Interview with Stefanie Langenhovoven
Stefanie studied communication design, fine art, and photography at The Open Window School of Visual Communication, Pretoria (1999 – 2001). With a special interest in photography, she furthered her studies at the National College of Photography in Pretoria, where she graduated with a joint best portfolio award, (2004). After her studies, she started a commercial photography studio and was represented by Shine Photographers Johannesburg, (2005 – 2007). In 2008, Stefanie moved to the UK where she studied for a diploma in Transpersonal Integrative Psychotherapy at the Centre for Counseling and Psychotherapy Education in London, (2009 – 2013). This experience of an in-depth inquiry into the human psyche informs her work as a fine art photographer. In June 2015 Stefanie returned to South Africa. She has been a full-time artist since 2015. She participated in a number of a group exhibitions in galleries around South Africa, which include: Kalashnikov Gallery, DF Contemporary Gallery; Fried Contemporary Gallery; Priest Gallery; the KKNK (curated by Dead Bunny Society) and her work has been published in the online magazine Between 10 and 5 (2016 – 2017). She also exhibited her work in a group exhibition at Scope Miami beach for SeeMe (2018). Stefanie’s work has recently been published in the photographic Journal “Unvael Journal” which is a quarterly print journal that showcases a variety of unique and emerging artists from around the world, published by Michael Ash Smith (2018). Her work has been featured in online galleries and magazines which include: Casadiringhiera – work selected by Bastian Haus; Playtusu; Stellaremagazine; thetaxcollection; SeeMecommunity and Inspiration iii (2018). Stefanie has been collaborating with the music label Amselcom, her images will be used for an EP and the cover of the Artist Arutani (2018/19). Her work will also be published in the photographic print magazine Soundvision in the coming year (2019). Stefanie is being represented by DF Contemporary Gallery Cape Town and was an associated artist with the Dead Bunny Society, South Africa. She is a member of the SeeMe artists community.
– How do you briefly describe your artistic work to the casual inquirer?
I love how you talk about the concept of womanhood at the core. My work mainly focuses on women, and the way I represent the female body is unpolished and non-confining, challenging the patriarchy’s traditional feminine fantasy. So yes, womanhood is at the core of my work but I would even go so far as to say that I am delving deep into the feminine archetype of our collective unconscious. The feminine does not only relate to women but is part of the psyche of both women and men. I think the more we can
see ourselves as people consisting of feminine and masculine attributes, the less the one (men) will try to dominate the other (women). The feminine is a powerful force to be reckoned with, and it is clearly being demonstrated to us over and over again.

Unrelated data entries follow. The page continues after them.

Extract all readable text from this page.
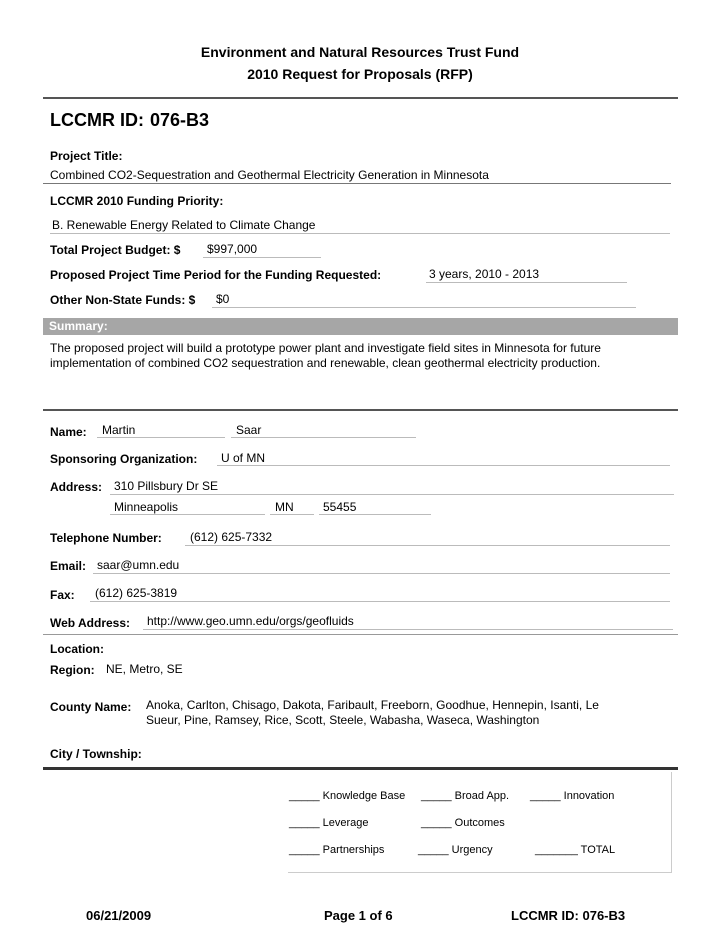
Environment and Natural Resources Trust Fund
2010 Request for Proposals (RFP)
LCCMR ID: 076-B3
Project Title:
Combined CO2-Sequestration and Geothermal Electricity Generation in Minnesota
LCCMR 2010 Funding Priority:
B. Renewable Energy Related to Climate Change
Total Project Budget: $ $997,000
Proposed Project Time Period for the Funding Requested:	3 years, 2010 - 2013
Other Non-State Funds: $ $0
Summary:
The proposed project will build a prototype power plant and investigate field sites in Minnesota for future implementation of combined CO2 sequestration and renewable, clean geothermal electricity production.
Name: Martin	Saar
Sponsoring Organization: U of MN
Address: 310 Pillsbury Dr SE
Minneapolis	MN 55455
Telephone Number: (612) 625-7332
Email: saar@umn.edu
Fax: (612) 625-3819
Web Address: http://www.geo.umn.edu/orgs/geofluids
Location:
Region: NE, Metro, SE
County Name: Anoka, Carlton, Chisago, Dakota, Faribault, Freeborn, Goodhue, Hennepin, Isanti, Le
Sueur, Pine, Ramsey, Rice, Scott, Steele, Wabasha, Waseca, Washington
City / Township:
_____ Knowledge Base _____ Broad App. _____ Innovation
_____ Leverage	_____ Outcomes
_____ Partnerships	_____ Urgency	_______ TOTAL
06/21/2009	Page 1 of 6	LCCMR ID: 076-B3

Through my work, I am hoping to find and be a voice for the feminine.
-What is your primary medium(s), and medium(s) for the work being highlighted?
-As an artist, what do you value or enjoy most about your creative process?
The element of surprise, when I go into a shoot with a certain idea or vision but instead something else happens right in front of my eyes, and when I let that unfold, that is where the magic lies.
-What does art mean to you?
Art is vitally important to me in my daily life, it nourishes my soul. Making and appreciating art shows me and allows me to be completely and unapologetically myself. I truly believe that art heals.
-Where do you find your inspiration to create?
I have mainly found inspiration through deep internal inquiry during a psychotherapy process and especially paying attention to my dreams. During this process, I discovered just how much healing the feminine needs, and this is what inspired me to focus so much on the feminine. I am fascinated by the interplay between our internal and external realities and how this might manifest in making images through photography.
-What do you hope your audience gains from your art?
I hope that my audience really connects with my work, feels moved or touched by it somehow. Even if it makes them feel uncomfortable, in fact feeling uncomfortable is a good thing, as it brings us more in touch with feeling. I hope that it ignites some introspection and inspires dialogue.
-How do you set yourself apart from other artists?
I do not consciously try and set myself apart from other artists per se, but rather I try to be immersed in my own process and be as authentic as I can with what I feel moved to express. In a way letting my intuition and creative process guide me until what I see feels just right.
-What artists are you inspired by?
So many, but of the top of my head I love the work of Francesca Woodman, Diane Arbus, Cindy Sherman, Nan Goldin, Zanele Moholi, Yijun Liao, Elinor Carucci, Polly Penrose, Jillian Lochner, Jenny Saville, Marlene Dumas, Joyce Kubat, Marina Abramovic, and Ren Hang.
– What compelled you to pursue a partnership with SeeMe?
I really like the diversity of artists that SeeMe represents. It seems as though they care for the artists as individuals and value their work regardless of popularity. They seem to appreciate art for art’s sake.
-What do you value most about your partnership with SeeMe?
I appreciate that SeeMe does not try and box artists in to fit in with a certain style or brand that they’re trying to promote, but instead they encourage artists to be themselves and value their unique creations. I do really feel seen by this community.